The three suspects arrested in connection with the incidents told investigators that they killed 17 students on a hill in Pueblo Viejo, where the clandestine graves were found.

The missing students’ relatives and society “want ... the incidents cleared up and want justice done,” Peña Nieto said, adding that his administration would work with Guerrero state officials to “learn the truth and ensure that the law was applied to those responsible.”

Relatives of the 43 missing students called Saturday for a nationwide march to protest the slow pace of the investigation and demand that authorities locate their loved ones.

In a gathering with the media at the teacher training college in the rural community of Ayotzinapa, where the young people were studying, the families said they would march on Wednesday to demand that investigators determine what happened on the night of Sept. 26.

The students went missing after a night of violence in Iguala – a city in the crime-plagued state of Guerrero – in which six people were killed, including three students of the training college for future primary-school instructors, and 25 others were injured.
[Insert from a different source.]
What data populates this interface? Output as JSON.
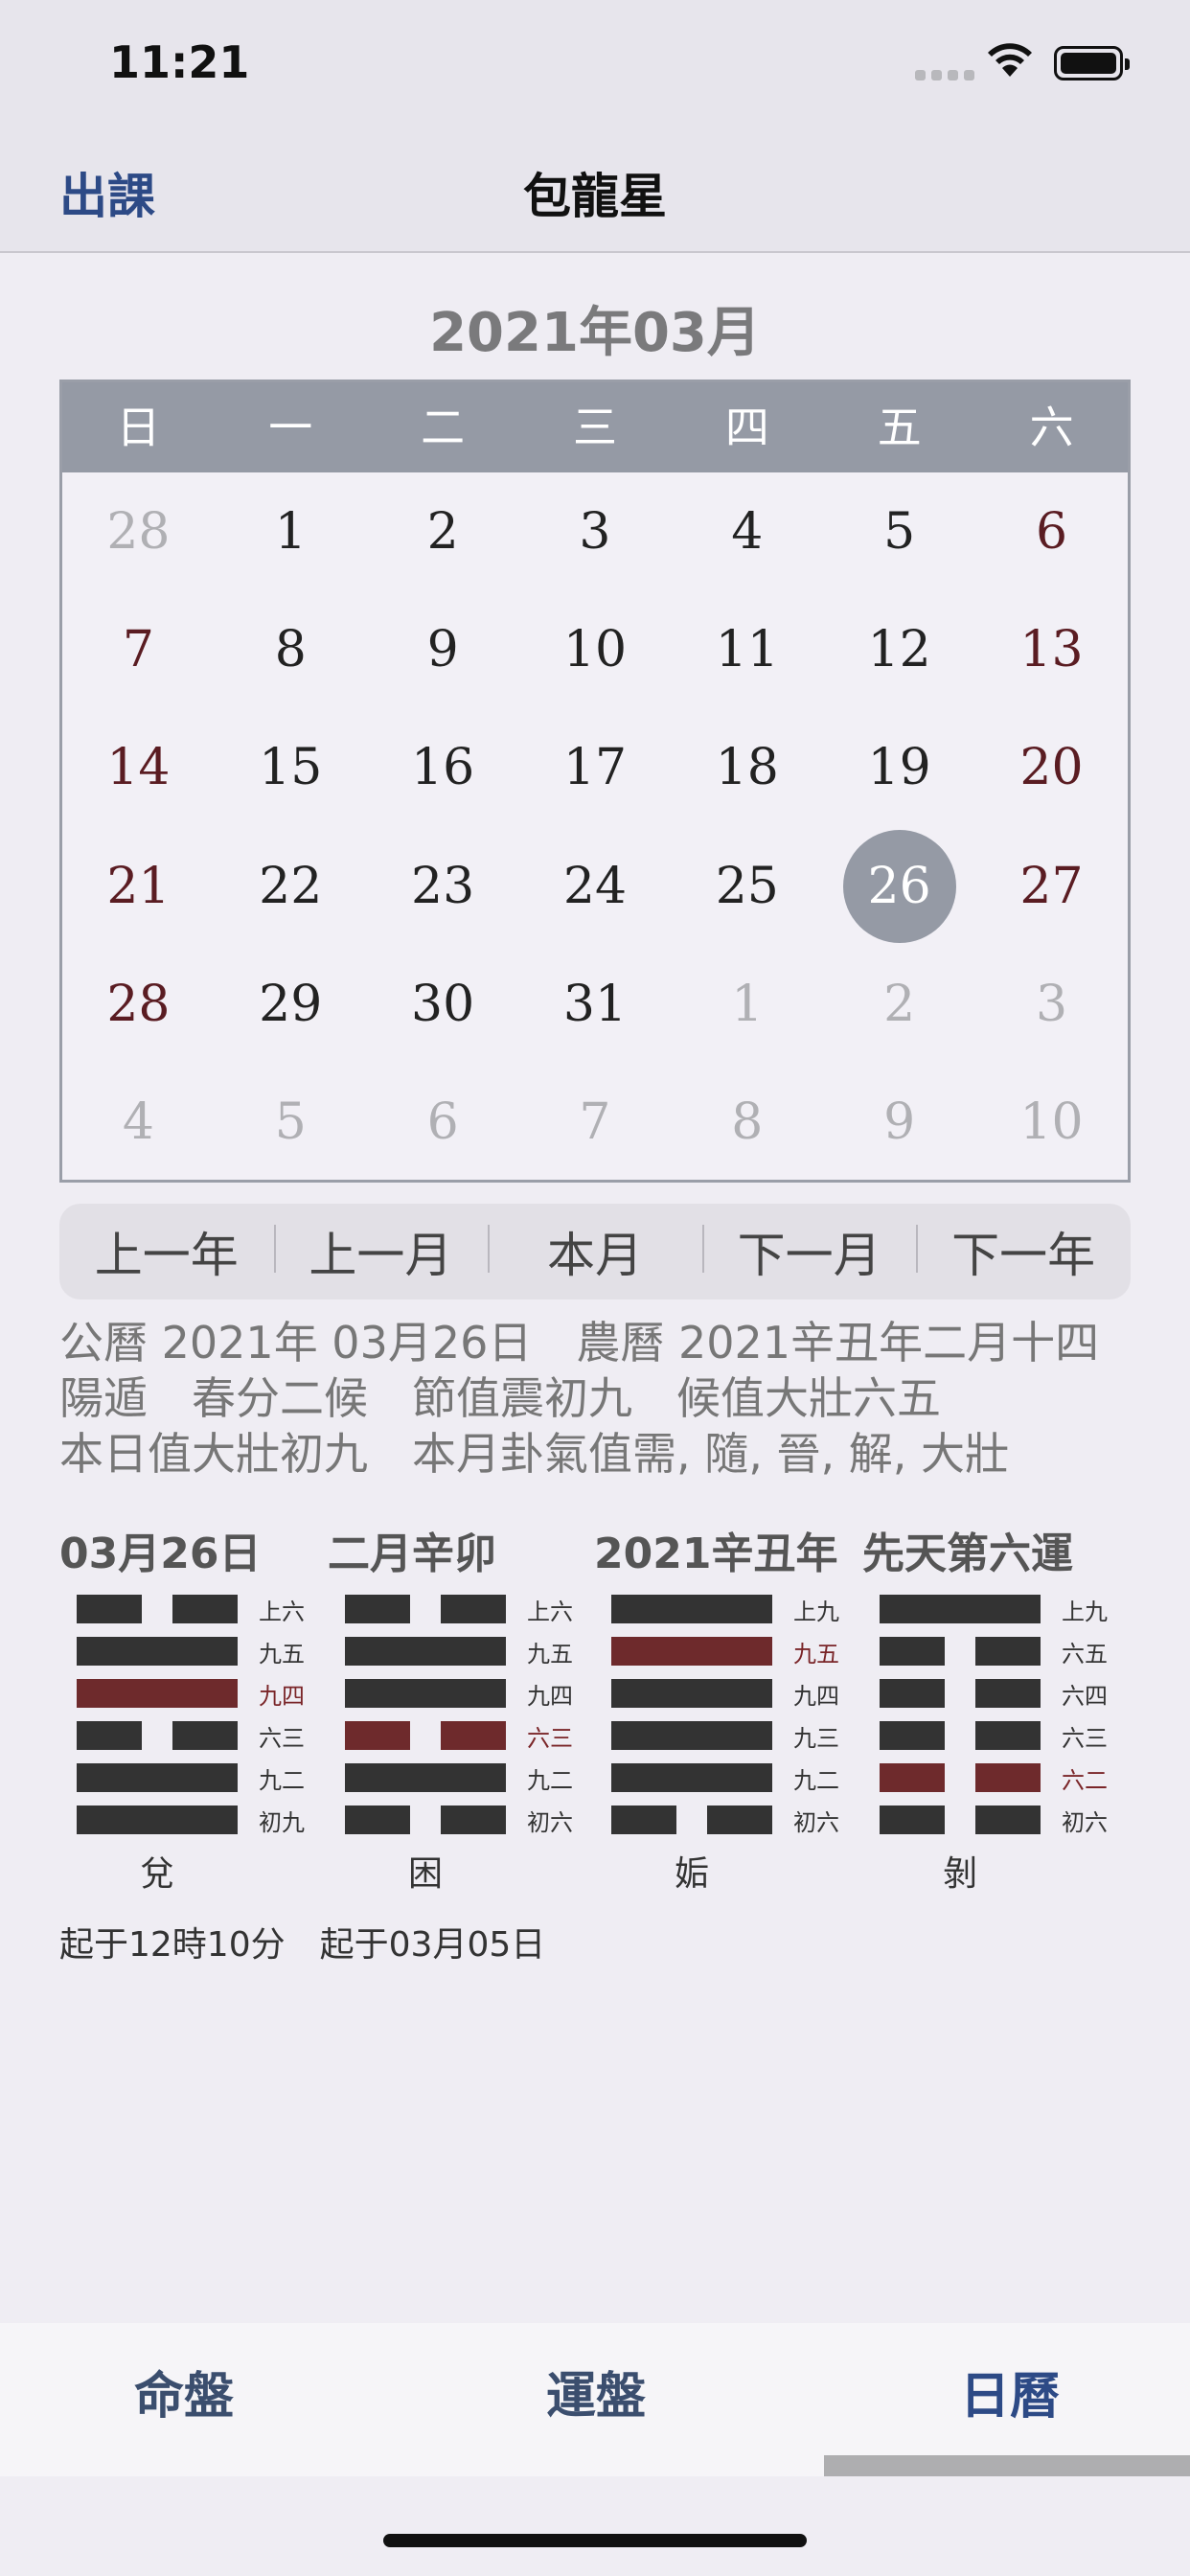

The murky series of events included an attack on a bus carrying members of a Third-Division soccer team.

Twenty-two municipal police officers suspected of firing at the students for reasons yet unknown have been arrested, although the involvement of organized crime elements has not been ruled out.

Some witnesses said the 43 missing students were shoved into police vans by the same officers who had attacked them. The students came under fire from the police while riding in private buses they had illegally taken to return to their homes after a fundraising drive.